1944年生まれ。「インサイダー」編集長、「ザ・ジャーナル」主幹。02年より早稲田大学客員教授。主な著書に「ジャーナリスティックな地図」(池上彰らと共著)、「沖縄に海兵隊は要らない!」、「いま、なぜ東アジア共同体なのか」(孫崎享らと共著」など。メルマガ「高野孟のザ・ジャーナル」を配信中。

自信喪失が顕著になった内閣改造・党人事

公開日:  更新日:

 秋の政局の幕開けを告げる内閣改造・党人事だというのに、石破茂幹事長の去就問題をはじめとしてすべてがダラダラとして締まりがない。自民党中堅議員に感想を求めると「むしろ安倍晋三首相の気力の衰えが浮き彫りになって、同僚の間でも『アレッ、こんなんで大丈夫なのかな』という声が出ている」と言う。

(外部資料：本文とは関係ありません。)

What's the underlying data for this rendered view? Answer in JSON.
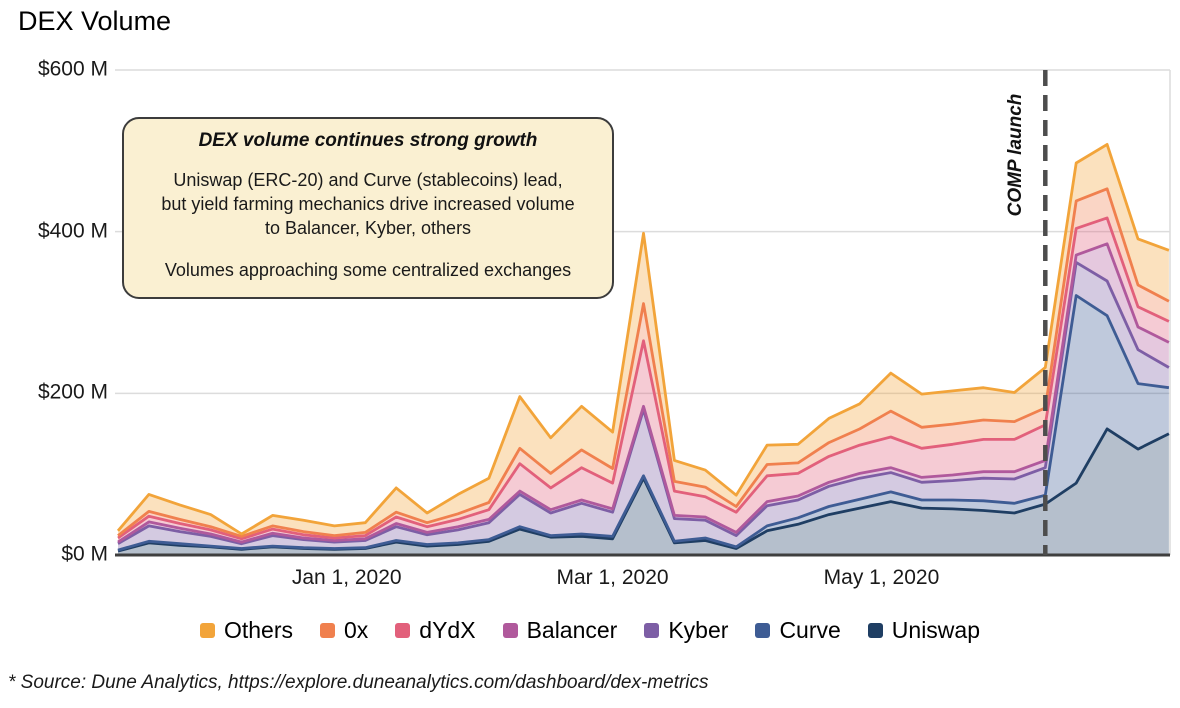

「だってそうでしょう、この時期に内閣発足以来初めて改造するのだから、テーマは『人心一新』の鮮やかさ以外にない。野党時代からの5年間で大臣候補者が60人もたまっているから、その欲求不満も解消しつつ思い切って清新な顔触れを登用して、『さあ、打って一丸、秋の難局に立ち向かうぞ』という構えを、党内だけでなく国民向けにもアピールする絶好のチャンスだというのに、これではねえ」と。

 主要閣僚の留任は当初3人といわれていたのに、結局、6人。官邸も、入閣を切望していた世耕弘成官房副長官はじめ、あまり評判のよくない5人の首相補佐官も全員留任。